AATD-associated liver disease is observed in early life and in older adults. Liver damage occurs secondary to the intracellular accumulation of the Z-variant of AAT in hepatocytes (gain of toxic function) [Citation31]. The Z mutation causes a single amino acid change in the AAT protein, which predisposes it to polymerization in the endoplasmic reticulum because of a conformational change [Citation33,Citation34]. Despite the compensatory cellular mechanisms activated in response to this abnormal protein accumulation [Citation35], approximately 12% of PiZZ individuals develop hepatic dysfunction as neonates, with 2.5% developing severe liver disease that may require liver transplantation [Citation27,Citation36]. Later in life, approximately up to 30% of PiZZ adults develop chronic liver disease (cirrhosis) and are at increased risk for hepatocellular carcinoma [Citation27,Citation37]. Liver damage is probably accelerated in the presence of other hepatotoxic stimuli [Citation38]. In addition to the liver, Z-AAT polymers can be found in the circulation and in some tissues [Citation39]. These polymers are proinflammatory and likely reasons for other rarer AATD-associated conditions such as panniculitis [Citation40]. Bronchiectasis [Citation41], granulomatosis with polyangiitis (Wegener’s granulomatosis) [Citation42] are also other manifestations associated with AATD.
Underdiagnosis of AATD
The number of cases with severe AATD registered and the number of estimated cases varies substantially among some countries.

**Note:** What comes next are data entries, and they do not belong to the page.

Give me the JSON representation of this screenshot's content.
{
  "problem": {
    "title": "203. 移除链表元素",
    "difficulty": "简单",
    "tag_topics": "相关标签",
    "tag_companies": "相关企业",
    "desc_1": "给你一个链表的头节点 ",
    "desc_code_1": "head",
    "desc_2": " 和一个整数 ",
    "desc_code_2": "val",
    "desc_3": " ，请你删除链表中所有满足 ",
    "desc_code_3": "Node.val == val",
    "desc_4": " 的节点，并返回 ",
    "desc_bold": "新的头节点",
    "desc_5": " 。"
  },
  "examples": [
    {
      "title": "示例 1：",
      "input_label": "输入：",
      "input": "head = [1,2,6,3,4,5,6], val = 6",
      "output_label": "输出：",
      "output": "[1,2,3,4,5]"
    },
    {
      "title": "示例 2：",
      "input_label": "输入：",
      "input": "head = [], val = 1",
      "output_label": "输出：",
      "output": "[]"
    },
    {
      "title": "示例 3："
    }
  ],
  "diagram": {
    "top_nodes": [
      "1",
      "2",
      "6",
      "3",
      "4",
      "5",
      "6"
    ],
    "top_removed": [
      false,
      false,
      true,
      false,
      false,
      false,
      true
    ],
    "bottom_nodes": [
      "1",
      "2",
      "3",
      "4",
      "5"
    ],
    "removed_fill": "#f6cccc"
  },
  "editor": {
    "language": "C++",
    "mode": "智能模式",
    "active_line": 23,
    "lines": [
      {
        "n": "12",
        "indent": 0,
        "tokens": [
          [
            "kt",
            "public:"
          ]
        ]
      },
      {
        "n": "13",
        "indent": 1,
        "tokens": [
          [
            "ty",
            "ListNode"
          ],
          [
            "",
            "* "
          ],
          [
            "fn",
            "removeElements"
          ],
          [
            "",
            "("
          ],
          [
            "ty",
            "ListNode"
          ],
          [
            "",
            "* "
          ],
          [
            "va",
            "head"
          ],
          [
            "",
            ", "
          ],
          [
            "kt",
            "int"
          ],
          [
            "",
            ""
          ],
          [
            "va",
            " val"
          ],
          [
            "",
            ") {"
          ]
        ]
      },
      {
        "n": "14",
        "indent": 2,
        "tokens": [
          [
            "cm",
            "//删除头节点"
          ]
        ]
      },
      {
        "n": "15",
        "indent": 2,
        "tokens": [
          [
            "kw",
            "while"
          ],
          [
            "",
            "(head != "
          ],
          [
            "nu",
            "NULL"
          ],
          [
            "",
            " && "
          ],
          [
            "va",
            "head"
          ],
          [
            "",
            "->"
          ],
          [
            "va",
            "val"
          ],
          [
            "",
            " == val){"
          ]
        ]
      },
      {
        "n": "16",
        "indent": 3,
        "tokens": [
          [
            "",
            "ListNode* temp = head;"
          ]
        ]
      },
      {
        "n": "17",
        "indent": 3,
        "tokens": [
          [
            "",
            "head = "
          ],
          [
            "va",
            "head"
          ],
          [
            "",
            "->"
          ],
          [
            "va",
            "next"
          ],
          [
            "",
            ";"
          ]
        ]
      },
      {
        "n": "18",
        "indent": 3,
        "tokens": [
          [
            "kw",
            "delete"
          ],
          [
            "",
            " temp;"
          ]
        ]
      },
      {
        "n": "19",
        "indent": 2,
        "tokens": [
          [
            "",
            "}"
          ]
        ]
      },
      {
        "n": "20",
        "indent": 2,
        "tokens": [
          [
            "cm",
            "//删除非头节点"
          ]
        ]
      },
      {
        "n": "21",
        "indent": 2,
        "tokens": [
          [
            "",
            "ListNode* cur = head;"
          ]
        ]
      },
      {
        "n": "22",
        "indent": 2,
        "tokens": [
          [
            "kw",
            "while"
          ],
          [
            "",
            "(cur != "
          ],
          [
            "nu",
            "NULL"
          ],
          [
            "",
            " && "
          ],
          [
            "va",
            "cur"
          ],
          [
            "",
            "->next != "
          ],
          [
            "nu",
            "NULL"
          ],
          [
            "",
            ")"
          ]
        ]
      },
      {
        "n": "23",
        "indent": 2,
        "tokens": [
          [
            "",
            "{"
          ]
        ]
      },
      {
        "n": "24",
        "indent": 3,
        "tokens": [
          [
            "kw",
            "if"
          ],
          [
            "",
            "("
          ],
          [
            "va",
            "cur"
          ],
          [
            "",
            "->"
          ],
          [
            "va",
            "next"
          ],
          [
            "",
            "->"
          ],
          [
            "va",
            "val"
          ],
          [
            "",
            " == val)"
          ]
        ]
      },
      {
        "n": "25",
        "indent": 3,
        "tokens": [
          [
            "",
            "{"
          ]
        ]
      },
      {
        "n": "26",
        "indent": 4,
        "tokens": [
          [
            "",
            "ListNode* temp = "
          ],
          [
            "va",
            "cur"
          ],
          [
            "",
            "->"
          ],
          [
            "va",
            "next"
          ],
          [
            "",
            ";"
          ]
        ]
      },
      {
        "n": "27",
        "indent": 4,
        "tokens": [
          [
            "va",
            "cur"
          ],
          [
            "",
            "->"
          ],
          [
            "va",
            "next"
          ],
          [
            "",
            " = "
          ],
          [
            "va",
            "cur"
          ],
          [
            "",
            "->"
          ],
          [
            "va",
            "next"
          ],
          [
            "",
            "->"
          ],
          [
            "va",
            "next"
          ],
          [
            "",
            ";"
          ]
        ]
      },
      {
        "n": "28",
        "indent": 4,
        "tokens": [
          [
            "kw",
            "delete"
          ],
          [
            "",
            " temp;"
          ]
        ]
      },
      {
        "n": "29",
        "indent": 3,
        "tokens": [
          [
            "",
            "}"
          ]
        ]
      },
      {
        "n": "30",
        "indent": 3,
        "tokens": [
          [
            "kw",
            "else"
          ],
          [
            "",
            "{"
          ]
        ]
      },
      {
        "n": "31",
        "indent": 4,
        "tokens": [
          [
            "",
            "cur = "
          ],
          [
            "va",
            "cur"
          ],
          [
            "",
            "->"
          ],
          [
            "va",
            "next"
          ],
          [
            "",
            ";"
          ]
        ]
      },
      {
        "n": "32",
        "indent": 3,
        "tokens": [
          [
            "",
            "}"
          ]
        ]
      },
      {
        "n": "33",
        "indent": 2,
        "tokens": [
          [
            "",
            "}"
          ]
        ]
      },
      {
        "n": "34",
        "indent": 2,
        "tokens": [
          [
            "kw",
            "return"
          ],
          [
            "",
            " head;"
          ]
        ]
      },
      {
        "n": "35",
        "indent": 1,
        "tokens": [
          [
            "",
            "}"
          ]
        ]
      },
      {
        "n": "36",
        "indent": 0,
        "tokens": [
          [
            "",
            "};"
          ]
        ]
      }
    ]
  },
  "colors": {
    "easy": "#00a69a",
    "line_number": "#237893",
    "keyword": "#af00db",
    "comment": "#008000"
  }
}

Out of the estimated prevalence of patients with abnormal AAT alleles in the US population of approximately 100,000 individuals, no more than 10,000 individuals have been diagnosed [Citation14,Citation32]. In Belgium, France, and Spain, the percentage of registered cases is less than 5% of expected; in Canada, Germany, Ireland, Italy, Poland, and the UK this percentage ranges from 5 to 15%; in Netherlands is 20%; and it reaches the remarkable rate of 75% in Sweden, where there is much awareness for this condition in both the Swedish population and the public health services [Citation43]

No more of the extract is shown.